Смысл названия «КАСТЫ» элементарно озвучивал моё праведное потявкивание на тему того, что такие, как я — высший класс, а люди, которые этого не понимают, не понимают этого лишь от того, что тупые и им вообще ничего не дано понимать. Аббревиатура же ГА «ИКИ» расшифровывалась как Гуманитарная Ассоциация «Индивидуальные Культурные Инициативы». И везде у меня был просветительский пунктик, блядь, в рамках которого меня по сию пору не оставила навязчивая идея явить миру свой вариант оркестровки «Песен и плясок смерти» Модеста Мусоргского.
А ещё Лена Трофимова, в своё время посетившая фестиваль верлибра (году в 92-м), где услышала стихи Кузьмина, Львовского и меня, как-то позвонила оному Кузьмину и сказала, чтоб он дал ей наши и свои тексты. Сказала, что, мол, дайте срок, и она их опубликует в некоем альманахе на двух языках, который якобы выйдет в Риме — соответственно, на русском и итальянском.
Из этой затеи, как известно, не вышло и самого маленького хуишки, но зато в 1996 году мы с Мэо по ходатайству той же Лены Трофимовой в компании с нею самой непосредственно и с мужем ея, мол, переводчиком, таки оказались на острове Крк в Хорватии, на странной конференции «Ирония в современной поэзии», организованной инициативной группой Загребского Университета.
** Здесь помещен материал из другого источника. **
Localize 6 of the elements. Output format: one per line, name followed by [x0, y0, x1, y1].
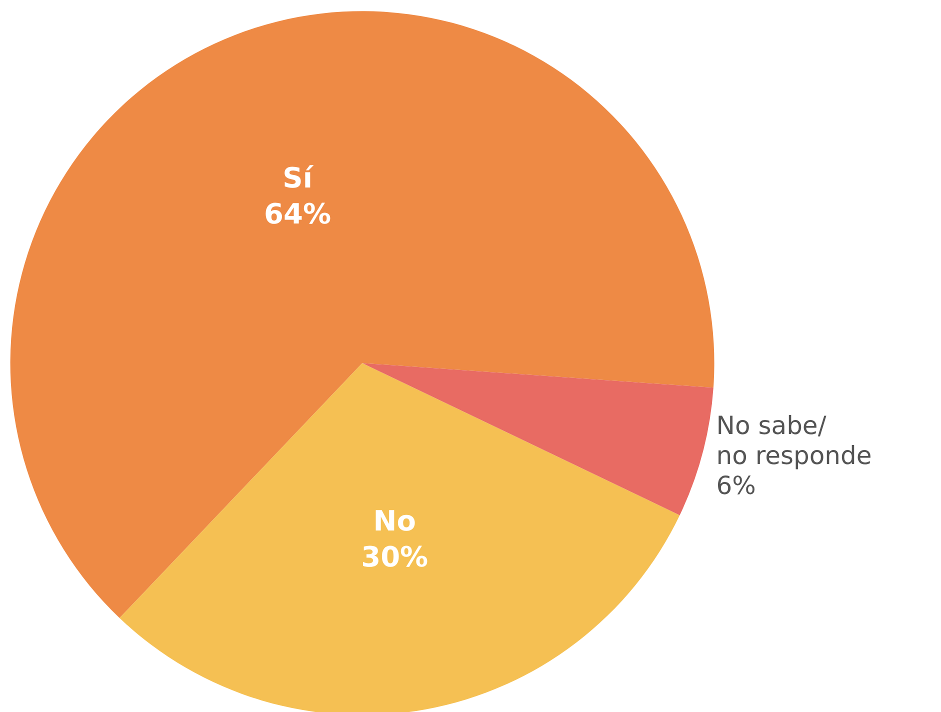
- data-label: 64%: [264, 198, 332, 231]
- slice-label: No sabe/ no responde: [716, 411, 872, 470]
- data-label: 6%: [716, 471, 756, 500]
- data-label: 30%: [361, 540, 428, 574]
- slice-label: Sí: [282, 162, 314, 195]
- slice-label: No: [373, 504, 416, 538]
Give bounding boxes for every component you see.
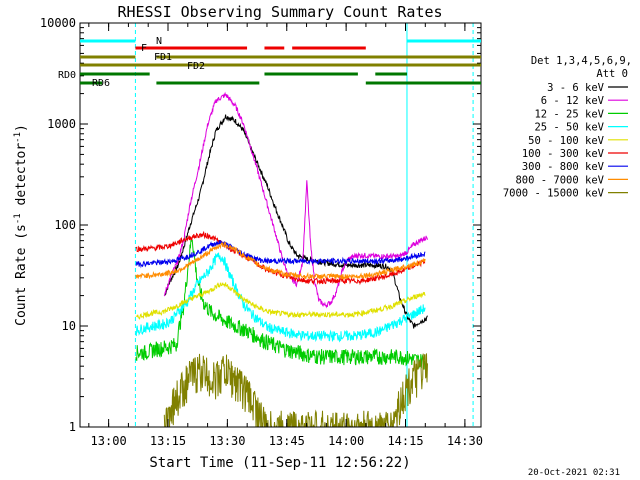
y-tick-label: 100: [54, 218, 76, 232]
x-tick-label: 13:15: [150, 434, 186, 448]
x-tick-label: 14:00: [328, 434, 364, 448]
legend-entry-label: 6 - 12 keV: [541, 95, 605, 107]
y-tick-label: 1000: [47, 117, 76, 131]
legend-entry-label: 50 - 100 keV: [528, 135, 605, 147]
x-tick-label: 13:30: [209, 434, 245, 448]
series-line-100-300kev: [135, 230, 426, 286]
flag-label-fd1: FD1: [154, 52, 172, 63]
x-tick-label: 13:00: [91, 434, 127, 448]
x-axis-label: Start Time (11-Sep-11 12:56:22): [149, 455, 410, 471]
footer-date: 20-Oct-2021 02:31: [528, 468, 620, 478]
series-line-300-800kev: [135, 240, 426, 269]
series-line-7000-15000kev: [163, 353, 428, 427]
flag-label-fd2: FD2: [187, 61, 205, 72]
series-line-50-100kev: [135, 282, 426, 320]
series-line-6-12kev: [163, 91, 428, 309]
legend-entry-label: 300 - 800 keV: [522, 161, 605, 173]
legend-entry-label: 12 - 25 keV: [534, 108, 604, 120]
status-flags: NF FD1 FD2 RD0 RD6: [58, 36, 481, 89]
series-line-3-6kev: [164, 114, 428, 329]
y-axis-label: Count Rate (s-1 detector-1): [13, 124, 29, 326]
flag-label-rd0: RD0: [58, 70, 76, 81]
x-tick-label: 14:30: [447, 434, 483, 448]
legend-entry-label: 800 - 7000 keV: [515, 174, 604, 186]
y-tick-label: 1: [69, 420, 76, 434]
series-line-800-7000kev: [135, 241, 426, 281]
flag-label-flare: F: [141, 43, 147, 54]
legend-entry-label: 3 - 6 keV: [547, 82, 605, 94]
flag-label-night: N: [156, 36, 162, 47]
x-tick-label: 13:45: [269, 434, 305, 448]
legend-entry-label: 7000 - 15000 keV: [503, 188, 605, 200]
y-tick-label: 10: [62, 319, 76, 333]
legend-header-att: Att 0: [596, 68, 628, 80]
axis-ticks: 1 10 100 1000 10000 13:00 13:15 13:30 13:45 14:00…: [40, 16, 483, 448]
x-tick-label: 14:15: [387, 434, 423, 448]
y-tick-label: 10000: [40, 16, 76, 30]
legend-entry-label: 100 - 300 keV: [522, 148, 605, 160]
chart-title: RHESSI Observing Summary Count Rates: [117, 3, 442, 21]
plot-area: [80, 23, 474, 427]
flag-label-rd6: RD6: [92, 78, 110, 89]
legend-entry-label: 25 - 50 keV: [534, 122, 604, 134]
legend-header: Det 1,3,4,5,6,9,: [531, 55, 632, 67]
series-line-25-50kev: [135, 252, 426, 343]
Поэтому, хер его знает, что из чего в этом мире проистекает, и выводов делать нельзя.
Так, например, было бы смешно и разумно это самое выражение «так например» обозначить чёткой аббревиатурой наподобие «т. к.» (так как) или «т. е.» (то есть). Моя филологическая интуиция подсказывает мне, что это не столько аббревиатура, сколь титл. Такая, мол, фишка. Т. е. надо такую конструкцию обозначать титлом «т. н.». И ещё надо титлезовать «либо-либо» = л-л, и дело с концом = д.с.к.
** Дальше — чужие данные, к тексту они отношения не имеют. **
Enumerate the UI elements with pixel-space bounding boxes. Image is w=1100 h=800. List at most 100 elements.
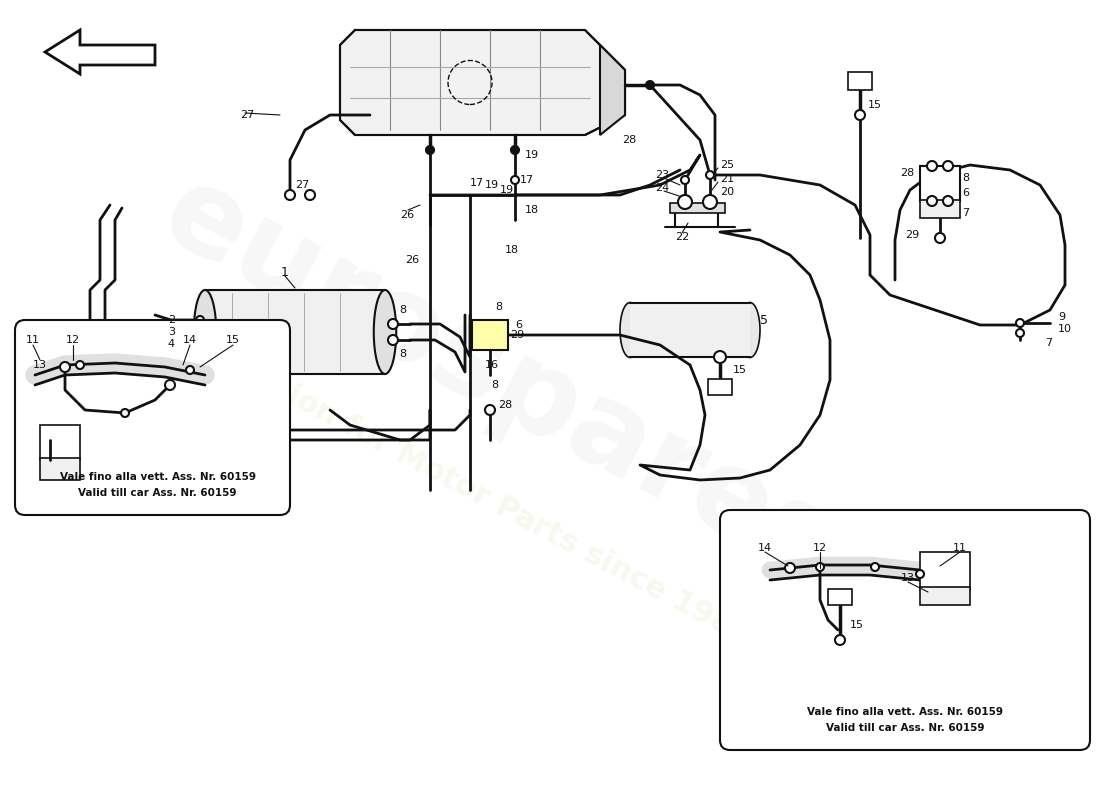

В этом мире живёт очень хороший человек Ильюша Кукулин. Мало того, что его фамилия сильно смахивает на имя героя ирландских саг, так он ещё и реально хороший филолог, талантливый литератор и не чурается общественной деятельности. Мол, тоже прочухал хуйню типа «если не я, то кто же».
В середине января 1999-го года, то бишь прошлым летом, если верить Наталье Андрейченко в пору исполнения ею роли Мэри Поппинс Досвидания, у меня началось кровохаркание. Сначала мне показалось, что у меня в горле избыток влаги, и я пошёл к раковине её сплюнуть. Каково же было моё удивление, когда раковина в секунду заполнилась кровью.
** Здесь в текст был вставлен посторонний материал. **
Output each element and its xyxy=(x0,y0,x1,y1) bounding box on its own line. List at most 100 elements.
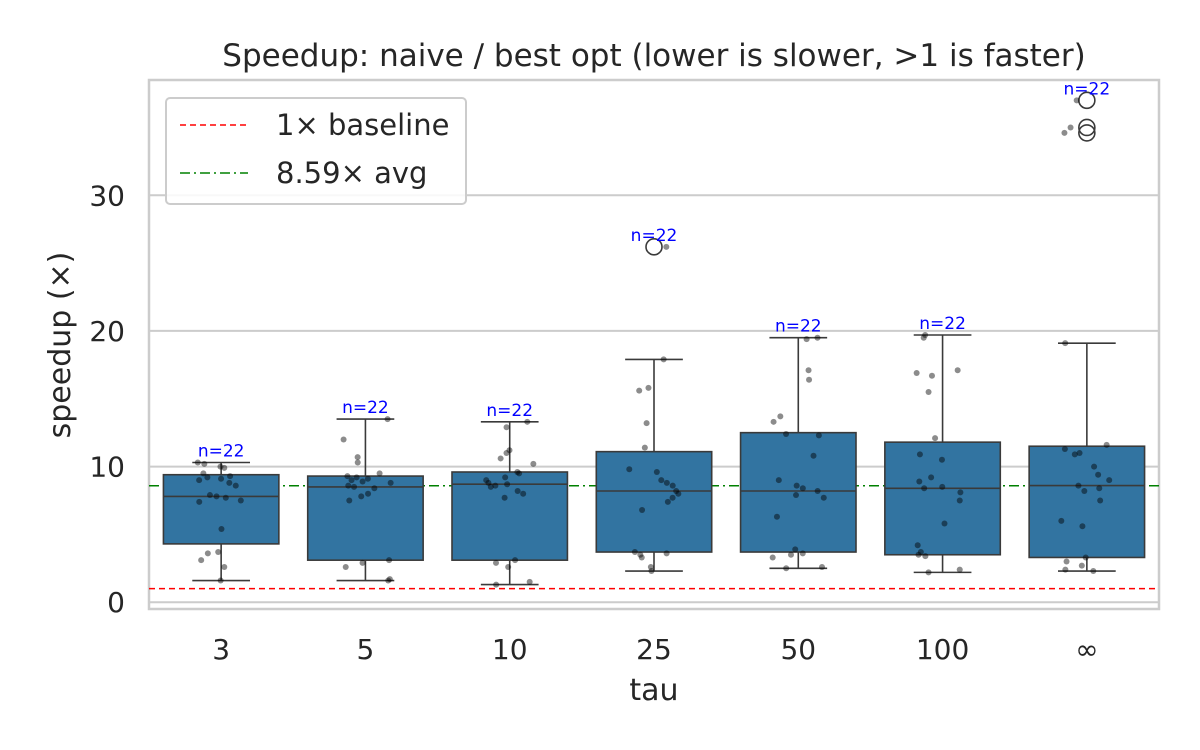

Нет нужды описывать, как охуели все врачи в отделении. А не туберкулёз ли у него? Может всего лишь банальная пневмония? Какой пиздец! Что же делать? Вот примерный спектр вопросов, коими озадачились господа психиатры. Сразу, понятное дело, рентген, анализы, вся хуйня. Результат — полный порядок! На всякий случай мне запретили выходить на улицу, что, конечно, имело свои плюсы. Т. н., меня освободили от дежурств по столовой, а это действительно было весьма муторным и хлопотным делом, тем более для «депрессивного».